I did fairly well, if I do say so myself, and I am saying so myself, as you can see. I kept away from the flowerbeds and the rosebushes and concentrated my efforts on actual grass, weeds, dandelions, and a very pretty little purple flower which, according to all the homeowners I’ve spoken with, is in fact a pernicious weed of some sort or other that refuses to die despite the best efforts of all and sundry to kill it, the flower clinging to life with the tenacious and single minded fury of Marxist academics and Red Sox fans. And yet…
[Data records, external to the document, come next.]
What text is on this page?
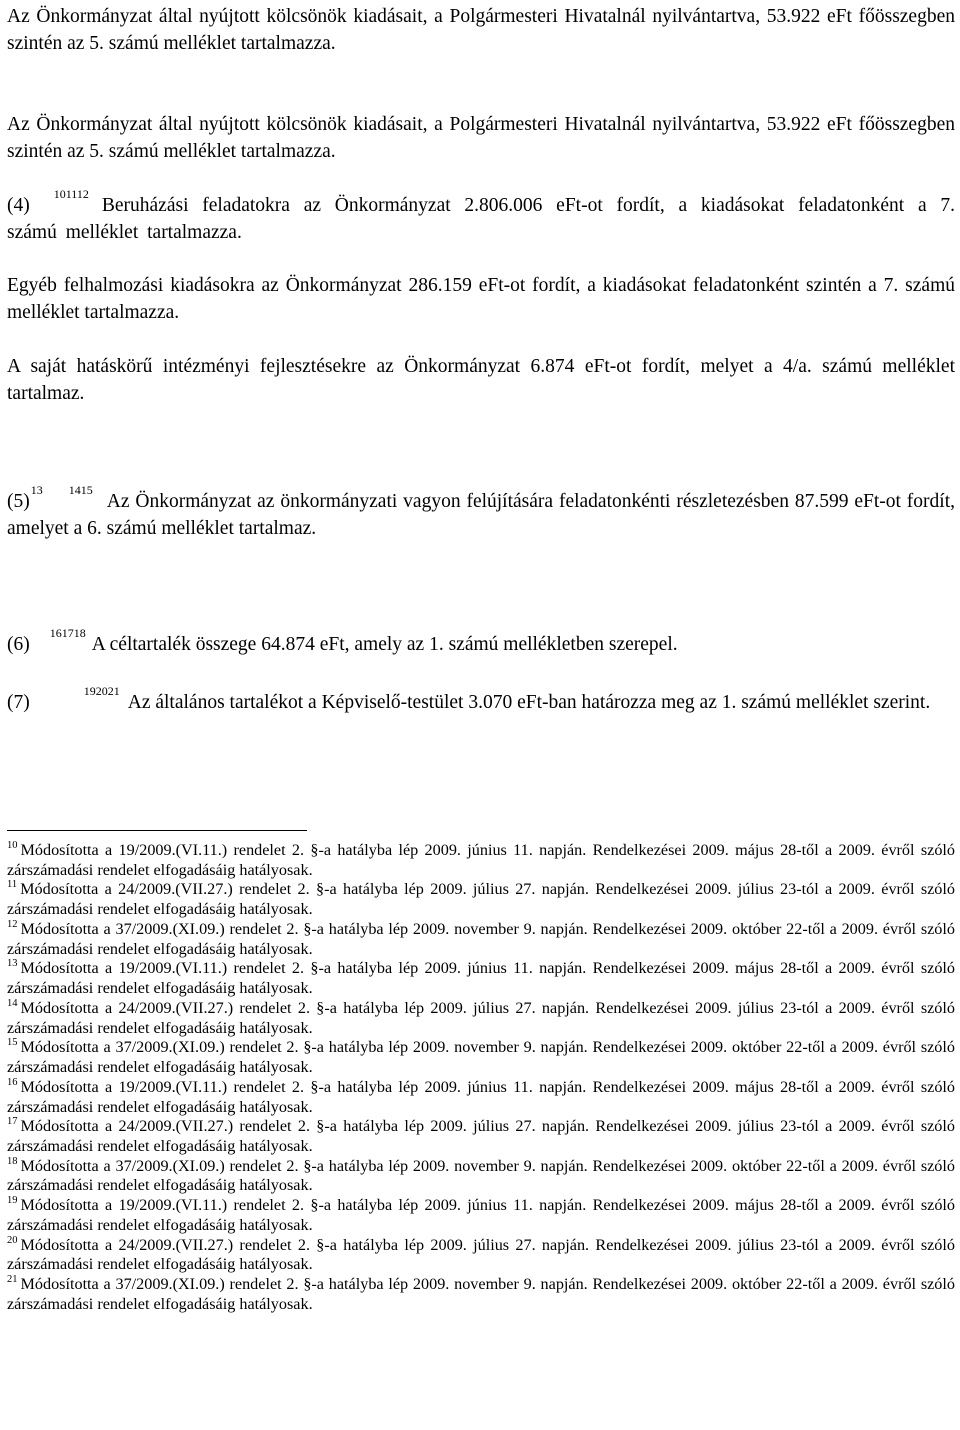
Az Önkormányzat által nyújtott kölcsönök kiadásait, a Polgármesteri Hivatalnál nyilvántartva, 53.922 eFt főösszegben szintén az 5. számú melléklet tartalmazza.

Az Önkormányzat által nyújtott kölcsönök kiadásait, a Polgármesteri Hivatalnál nyilvántartva, 53.922 eFt főösszegben szintén az 5. számú melléklet tartalmazza.

$(4)^{101112}Beruházási$ feladatokra az Önkormányzat 2.806.006 eFt-ot fordít, a kiadásokat feladatonként a 7. számú melléklet tartalmazza.

Egyéb felhalmozási kiadásokra az Önkormányzat 286.159 eFt-ot fordít, a kiadásokat feladatonként szintén a 7. számú melléklet tartalmazza.

A saját hatáskörű intézményi fejlesztésekre az Önkormányzat 6.874 eFt-ot fordít, melyet a 4/a. számú melléklet tartalmaz.

$(5)^{13}$ $^{1415}$Az Önkormányzat az önkormányzati vagyon felújítására feladatonkénti részletezésben 87.599 eFt-ot fordít, amelyet a 6. számú melléklet tartalmaz.

$(6)^{161718}A$ céltartalék összege 64.874 eFt, amely az 1. számú mellékletben szerepel.

$(7)^{192021}Az$ általános tartalékot a Képviselő-testület 3.070 eFt-ban határozza meg az 1. számú melléklet szerint.

$^{10}$ Módosította a 19/2009.(VI.11.) rendelet 2. §-a hatályba lép 2009. június 11. napján. Rendelkezései 2009. május 28-től a 2009. évről szóló zárszámadási rendelet elfogadásáig hatályosak.

$^{11}$ Módosította a 24/2009.(VII.27.) rendelet 2. §-a hatályba lép 2009. július 27. napján. Rendelkezései 2009. július 23-tól a 2009. évről szóló zárszámadási rendelet elfogadásáig hatályosak.

$^{12}$ Módosította a 37/2009.(XI.09.) rendelet 2. §-a hatályba lép 2009. november 9. napján. Rendelkezései 2009. október 22-től a 2009. évről szóló zárszámadási rendelet elfogadásáig hatályosak.

$^{13}$ Módosította a 19/2009.(VI.11.) rendelet 2. §-a hatályba lép 2009. június 11. napján. Rendelkezései 2009. május 28-től a 2009. évről szóló zárszámadási rendelet elfogadásáig hatályosak.

$^{14}$ Módosította a 24/2009.(VII.27.) rendelet 2. §-a hatályba lép 2009. július 27. napján. Rendelkezései 2009. július 23-tól a 2009. évről szóló zárszámadási rendelet elfogadásáig hatályosak.

$^{15}$ Módosította a 37/2009.(XI.09.) rendelet 2. §-a hatályba lép 2009. november 9. napján. Rendelkezései 2009. október 22-től a 2009. évről szóló zárszámadási rendelet elfogadásáig hatályosak.

$^{16}$ Módosította a 19/2009.(VI.11.) rendelet 2. §-a hatályba lép 2009. június 11. napján. Rendelkezései 2009. május 28-től a 2009. évről szóló zárszámadási rendelet elfogadásáig hatályosak.

$^{17}$ Módosította a 24/2009.(VII.27.) rendelet 2. §-a hatályba lép 2009. július 27. napján. Rendelkezései 2009. július 23-tól a 2009. évről szóló zárszámadási rendelet elfogadásáig hatályosak.

$^{18}$ Módosította a 37/2009.(XI.09.) rendelet 2. §-a hatályba lép 2009. november 9. napján. Rendelkezései 2009. október 22-től a 2009. évről szóló zárszámadási rendelet elfogadásáig hatályosak.

$^{19}$ Módosította a 19/2009.(VI.11.) rendelet 2. §-a hatályba lép 2009. június 11. napján. Rendelkezései 2009. május 28-től a 2009. évről szóló zárszámadási rendelet elfogadásáig hatályosak.

$^{20}$ Módosította a 24/2009.(VII.27.) rendelet 2. §-a hatályba lép 2009. július 27. napján. Rendelkezései 2009. július 23-tól a 2009. évről szóló zárszámadási rendelet elfogadásáig hatályosak.

$^{21}$ Módosította a 37/2009.(XI.09.) rendelet 2. §-a hatályba lép 2009. november 9. napján. Rendelkezései 2009. október 22-től a 2009. évről szóló zárszámadási rendelet elfogadásáig hatályosak.
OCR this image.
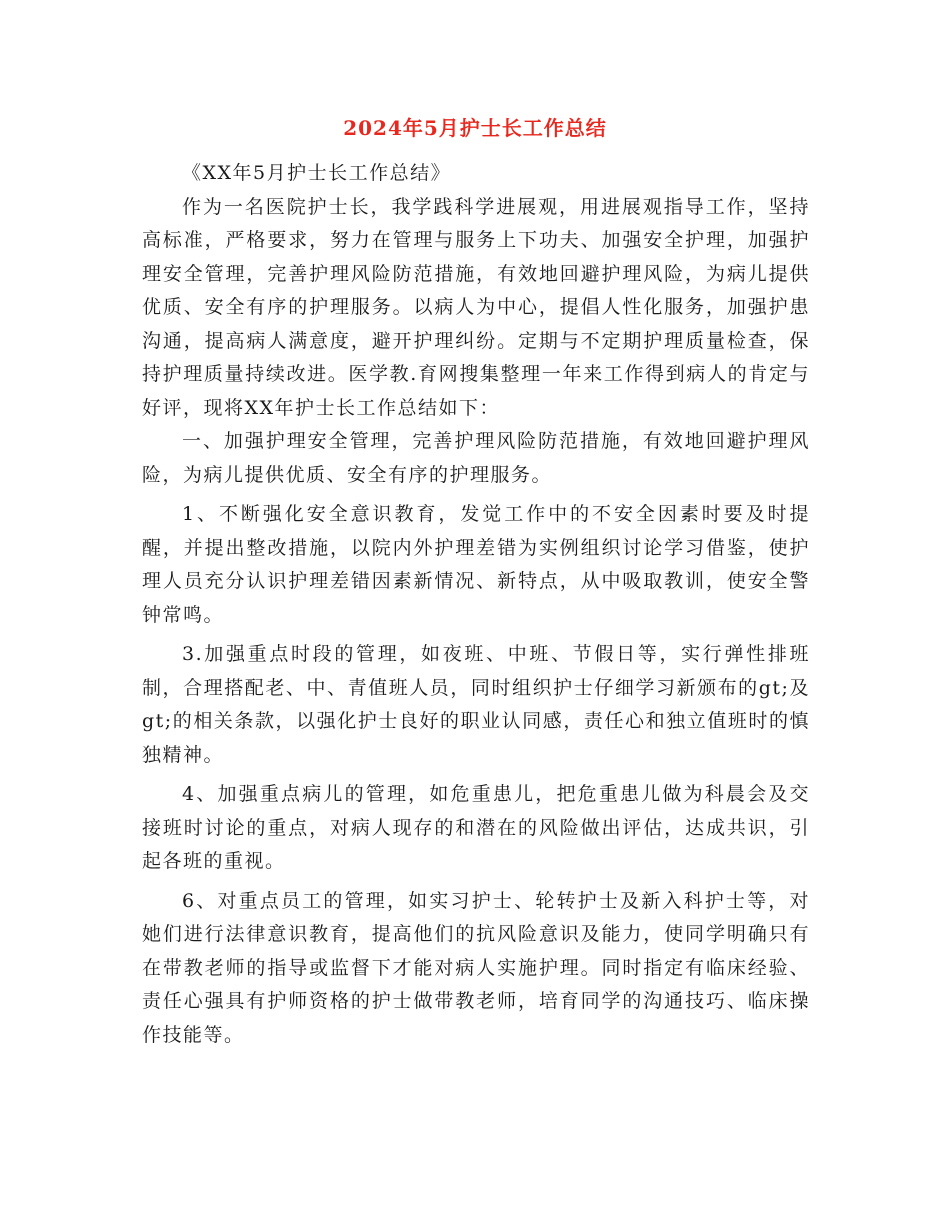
2024年5月护士长工作总结

《XX年5月护士长工作总结》

作为一名医院护士长，我学践科学进展观，用进展观指导工作，坚持高标准，严格要求，努力在管理与服务上下功夫、加强安全护理，加强护理安全管理，完善护理风险防范措施，有效地回避护理风险，为病儿提供优质、安全有序的护理服务。以病人为中心，提倡人性化服务，加强护患沟通，提高病人满意度，避开护理纠纷。定期与不定期护理质量检查，保持护理质量持续改进。医学教.育网搜集整理一年来工作得到病人的肯定与好评，现将XX年护士长工作总结如下：

一、加强护理安全管理，完善护理风险防范措施，有效地回避护理风险，为病儿提供优质、安全有序的护理服务。

1、不断强化安全意识教育，发觉工作中的不安全因素时要及时提醒，并提出整改措施，以院内外护理差错为实例组织讨论学习借鉴，使护理人员充分认识护理差错因素新情况、新特点，从中吸取教训，使安全警钟常鸣。

3.加强重点时段的管理，如夜班、中班、节假日等，实行弹性排班制，合理搭配老、中、青值班人员，同时组织护士仔细学习新颁布的gt;及gt;的相关条款，以强化护士良好的职业认同感，责任心和独立值班时的慎独精神。

4、加强重点病儿的管理，如危重患儿，把危重患儿做为科晨会及交接班时讨论的重点，对病人现存的和潜在的风险做出评估，达成共识，引起各班的重视。

6、对重点员工的管理，如实习护士、轮转护士及新入科护士等，对她们进行法律意识教育，提高他们的抗风险意识及能力，使同学明确只有在带教老师的指导或监督下才能对病人实施护理。同时指定有临床经验、责任心强具有护师资格的护士做带教老师，培育同学的沟通技巧、临床操作技能等。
And yet in the midst of my mowing I could hear the Preacher preach that all is vanity, that all of human effort and aspiration eventually comes to nothing, that the grass will grow back no matter what I do to it today. Perhaps that explains the prominent role of Euclidean geometry in the mowing of suburban lawns; perhaps the mower seeks, through the imposition of squares, rectangles, and parallelograms—I mow in isosceles triangles; it may not make sense to you but I like them, as they are easier to make with a lawn mower than a dodecahedron and a Boolean hypercube—to reduce the primordial chaos of nature at its most docile to a standard set of forms that do not threaten the human self-image of man as center of the universe. We do not want our illusion of control sullied by the inherent disorderliness of our lawns and so we force our geometric template upon them, making the grass submit to our psychological need for order in a chaotic universe. If it were not so, who knows what evils might then follow? Thoreau wrote that the mass of men lead lives of quiet desperation; if the illusion of lawn mowing as mere household chore ended and suburban lawn mowers could see that they are nameless prisoners in an existence of unremitting and never-ending struggle between botany and geometric solids then many a good man, disheartened by the apparent meaninglessness of it all, would simply choose to stick their head into a hypotenuse and kick away the stool.